Call in the plasterer! The problem you now have is that the boards are flush all the way round so any filling is going to create a bulge in the wall. If you go too thin on the filler, which you can't do anyway because of the reinforcing tape, it will inevitably crack at each joint.

Unless someone else has a better idea?
 
Jimmer....if its a small room, have a go yourself mate, that's how all us non pro plasterers learned.
1 x bag of multifinish = £6 max?
You won't use a full bag, so balls it up and you can call a plasterer in to fix it without paying for extra gear.

Seriously dude, give it a go.

Alternatively.....and i've done this, but not sure if the skims on here would recommend it.
I used a stanley knife and cut a bevel into the board edges where they met.
PVA'd the new formed valley then easyfilled it. It worked though.
 
Why can't you caulk the joins? I understand why on tapered but what about square edge? Sorry if its a bit of a dumb question but only young and all new to me so bit of a learning curve. :oops:
 
Having a go is one option, and I might have a go myself in by spare loo, which is going to be half tiled anyway, im not sure. But although Im a massive fan of doing as much as I can, but plastering is one thing where practic and being good at it makes a huge diffrent to the finished job and cannot be 'taken slowly' as such.
It cost me £80 for the local plaster to spend all day doing me a fairly large double room, with rads into sloping ceilings, alcoves, bits here and there. If you can find someone who will take 50 beernotes to skim it over it will look better and be less heart ache.


Daniel
 
Why can't you caulk the joins? I understand why on tapered but what about square edge? Sorry if its a bit of a dumb question but only young and all new to me so bit of a learning curve. :oops:
Well theres nothing stopping you, it will just look like somone has run a bead of chalk down the joint, rather than looking like its been plastered!


Daniel
 
Ok guys. Thanks for all the advice. I'll have a good think about it and decide what to do. I might give it a go myself or like you said call someone in.
 
dhutch, £80 for what you described seems like a bargain.

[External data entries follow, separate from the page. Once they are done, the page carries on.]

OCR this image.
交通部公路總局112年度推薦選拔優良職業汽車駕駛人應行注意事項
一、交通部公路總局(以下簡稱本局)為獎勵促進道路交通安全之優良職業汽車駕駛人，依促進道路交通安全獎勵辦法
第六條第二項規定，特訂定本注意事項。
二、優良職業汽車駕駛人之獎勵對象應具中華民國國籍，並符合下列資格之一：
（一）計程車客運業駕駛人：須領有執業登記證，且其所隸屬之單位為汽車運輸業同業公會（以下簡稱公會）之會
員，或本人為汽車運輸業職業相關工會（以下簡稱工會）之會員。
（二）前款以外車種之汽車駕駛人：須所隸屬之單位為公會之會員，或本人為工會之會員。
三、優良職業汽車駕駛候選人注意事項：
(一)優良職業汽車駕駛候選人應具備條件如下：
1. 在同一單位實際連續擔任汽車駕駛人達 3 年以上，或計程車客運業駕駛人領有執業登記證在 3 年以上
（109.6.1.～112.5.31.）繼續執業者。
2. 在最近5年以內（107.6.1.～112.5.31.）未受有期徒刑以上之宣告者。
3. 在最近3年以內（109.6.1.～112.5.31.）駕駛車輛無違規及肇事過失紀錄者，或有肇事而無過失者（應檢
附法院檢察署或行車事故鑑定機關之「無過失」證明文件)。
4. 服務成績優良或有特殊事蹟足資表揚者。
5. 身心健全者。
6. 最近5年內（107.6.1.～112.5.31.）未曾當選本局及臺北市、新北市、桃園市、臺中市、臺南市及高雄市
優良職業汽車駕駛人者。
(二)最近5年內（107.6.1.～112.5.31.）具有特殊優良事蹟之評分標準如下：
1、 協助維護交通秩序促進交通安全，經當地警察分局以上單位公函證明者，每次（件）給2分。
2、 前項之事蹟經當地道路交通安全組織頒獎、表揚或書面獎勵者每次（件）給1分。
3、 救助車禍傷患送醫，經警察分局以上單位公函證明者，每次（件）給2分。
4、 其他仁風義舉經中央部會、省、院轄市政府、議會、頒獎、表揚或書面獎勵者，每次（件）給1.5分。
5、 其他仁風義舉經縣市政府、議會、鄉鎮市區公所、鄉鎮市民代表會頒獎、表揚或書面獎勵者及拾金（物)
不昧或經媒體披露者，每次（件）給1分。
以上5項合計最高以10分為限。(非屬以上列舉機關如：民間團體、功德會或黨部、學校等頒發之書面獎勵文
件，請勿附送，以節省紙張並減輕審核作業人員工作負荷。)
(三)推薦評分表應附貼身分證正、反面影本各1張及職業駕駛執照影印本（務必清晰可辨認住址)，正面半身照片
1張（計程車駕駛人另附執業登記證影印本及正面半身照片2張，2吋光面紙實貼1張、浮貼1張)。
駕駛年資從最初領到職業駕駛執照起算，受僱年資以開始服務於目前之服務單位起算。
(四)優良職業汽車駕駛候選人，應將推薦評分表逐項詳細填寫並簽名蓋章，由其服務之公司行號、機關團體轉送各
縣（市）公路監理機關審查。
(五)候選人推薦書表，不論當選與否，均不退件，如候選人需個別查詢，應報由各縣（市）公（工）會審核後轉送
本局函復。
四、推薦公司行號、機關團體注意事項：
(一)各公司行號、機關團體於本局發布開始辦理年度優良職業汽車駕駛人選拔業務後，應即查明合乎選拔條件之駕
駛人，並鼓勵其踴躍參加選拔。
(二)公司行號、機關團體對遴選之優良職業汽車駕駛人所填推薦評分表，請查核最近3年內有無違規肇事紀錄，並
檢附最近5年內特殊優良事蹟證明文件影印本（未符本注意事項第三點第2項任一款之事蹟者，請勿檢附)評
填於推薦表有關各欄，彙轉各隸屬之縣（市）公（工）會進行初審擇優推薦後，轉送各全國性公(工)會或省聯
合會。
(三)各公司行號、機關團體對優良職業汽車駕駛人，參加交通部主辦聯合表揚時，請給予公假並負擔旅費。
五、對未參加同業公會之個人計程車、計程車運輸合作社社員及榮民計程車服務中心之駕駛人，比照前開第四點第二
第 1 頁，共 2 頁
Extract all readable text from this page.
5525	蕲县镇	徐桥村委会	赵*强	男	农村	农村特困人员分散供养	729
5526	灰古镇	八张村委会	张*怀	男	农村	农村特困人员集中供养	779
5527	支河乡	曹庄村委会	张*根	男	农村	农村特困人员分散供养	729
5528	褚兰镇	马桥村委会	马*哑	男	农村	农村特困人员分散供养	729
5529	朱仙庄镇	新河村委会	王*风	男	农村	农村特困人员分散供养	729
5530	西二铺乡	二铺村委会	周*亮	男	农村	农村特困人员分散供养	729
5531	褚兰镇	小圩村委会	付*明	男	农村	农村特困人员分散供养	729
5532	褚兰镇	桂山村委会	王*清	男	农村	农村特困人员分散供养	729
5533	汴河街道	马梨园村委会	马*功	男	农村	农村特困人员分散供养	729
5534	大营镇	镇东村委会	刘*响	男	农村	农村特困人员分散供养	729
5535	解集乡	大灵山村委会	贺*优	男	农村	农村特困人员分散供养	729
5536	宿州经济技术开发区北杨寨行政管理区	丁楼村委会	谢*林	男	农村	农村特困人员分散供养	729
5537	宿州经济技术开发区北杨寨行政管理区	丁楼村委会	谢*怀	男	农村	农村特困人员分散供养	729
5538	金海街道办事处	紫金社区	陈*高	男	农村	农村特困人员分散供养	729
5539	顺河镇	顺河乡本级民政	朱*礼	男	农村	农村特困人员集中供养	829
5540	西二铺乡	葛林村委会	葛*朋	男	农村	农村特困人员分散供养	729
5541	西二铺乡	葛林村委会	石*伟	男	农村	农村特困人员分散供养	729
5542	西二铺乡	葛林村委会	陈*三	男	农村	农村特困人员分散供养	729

Jimmer, caulk is a flexible, plasticly type filler, its not malleable enough to absolutely flatten out without it showing imho. And you can't sand it (unless someone proves otherwise).
 
dhutch, £80 for what you described seems like a bargain.
Yes I would agree, local lad, painter decorator, plaster, plays drums, gets everywhere on his bike...

That wasnt including materials, and he plastered it off my steps. He did the room next door for the same money, all be it that was slightly simpler as the ceiling only comes down on one side not two.